Doctors want to close Langley Clinic

LANGLEY — The Langley Clinic is on the verge of closing, city officials announced late Monday.

The clinic, operated by Whidbey General Hospital Primary Care Associates in a leased building on Second Street, opened two years ago after the healthcare facility run by Dr. Stan Whittemore in the same building closed at the end of October 2008.

Mayor Paul Samuelson told the city council about the impending closure at the council’s meeting Monday night.

“This is not a pleasant moment for us,” Samuelson said.

Samuelson read an Aug. 30 letter to Anne Tarrant, president of the hospital board of commissioners, from Jerald Sanders, a physician with Primary Care Associates.

Sanders said there weren’t enough workers to keep its South Whidbey clinics open, and asked the hospital board to permanently close the Langley Clinic.

“It is the strong recommendation of all of the providers, north and south, that the Langley Clinic be closed and we work to maintain one viable clinic in Freeland,” Sanders said.

In the letter, Sanders said it was “simply not economically viable” to continue to keep two clinics open that were within eight miles of each other. He also pointed to problems with the Langley location and asked for the clinic to be closed soon, and forever.

Sanders said the clinic should be merged with the one in Freeland.

“The structural facility at Langley has multiple problems which cannot be corrected,” Sanders said in the letter, adding that the lease on the building would end in December.

Combining the Langley clinic with Freeland’s would cut costs, Sanders said, and help make medical services on the South End available five days per week, with Saturday hours added if more health providers join the staff of the Freeland clinic.

“Providers in Oak Harbor have been working their days off to attempt to provide ongoing coverage at the Langley and Freeland clinics. Everyone is simply getting worn out.”

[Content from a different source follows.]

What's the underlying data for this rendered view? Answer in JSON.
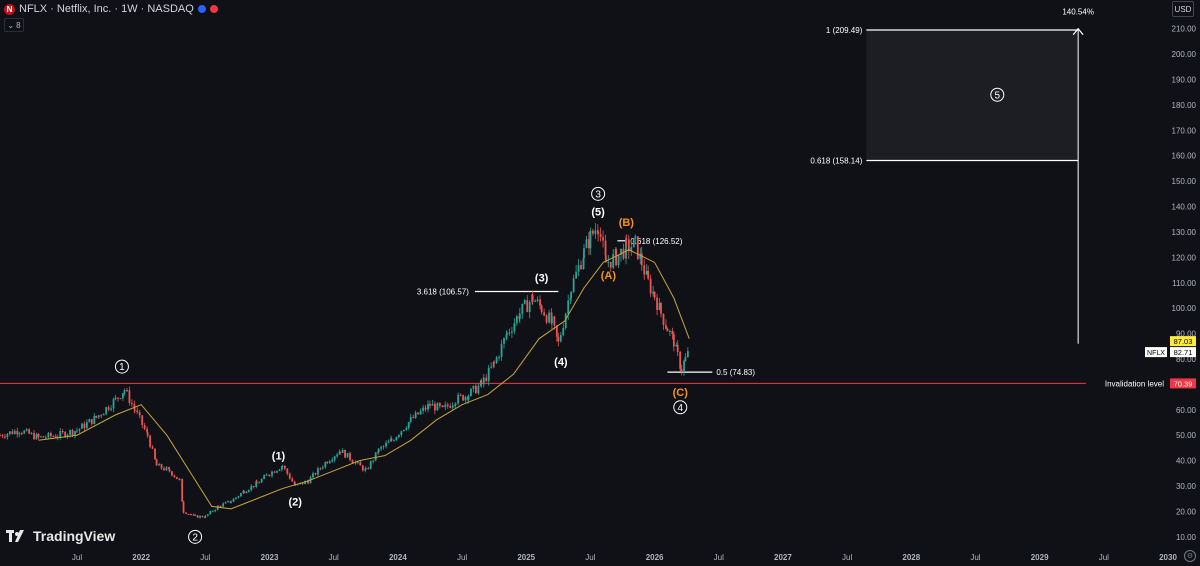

Steve Shapiro, who owns the Langley facility with Doug Allderdice, said they hope to find another medical practice as a tenant.

But it won’t be easy, he told Langley officials Monday night.

“It’s going to be a real challenge to find another provider or providers to come in there independent of the hospital,” Shapiro said.

There is nothing wrong with the building, he added. It was designed to serve as a medical facility. Instead, Shapiro said the move appeared to look good for the hospital because it owns the building now housing its Freeland clinic, and there has been a shortage of primary care providers.

Shapiro also said they wouldn’t look for another tenant until they know the city would lend its support for the search. When the Langley Clinic closed two years ago, Samuelson led a committee with representatives from the community and the hospital to find a new tenant.

“I think that’s the same kind of energy that needs to show up,” Samuelson said.

“We’re ready to go to work on this,” he added. “But it has to be a big enough effort to actually engage anyone wanting to come.”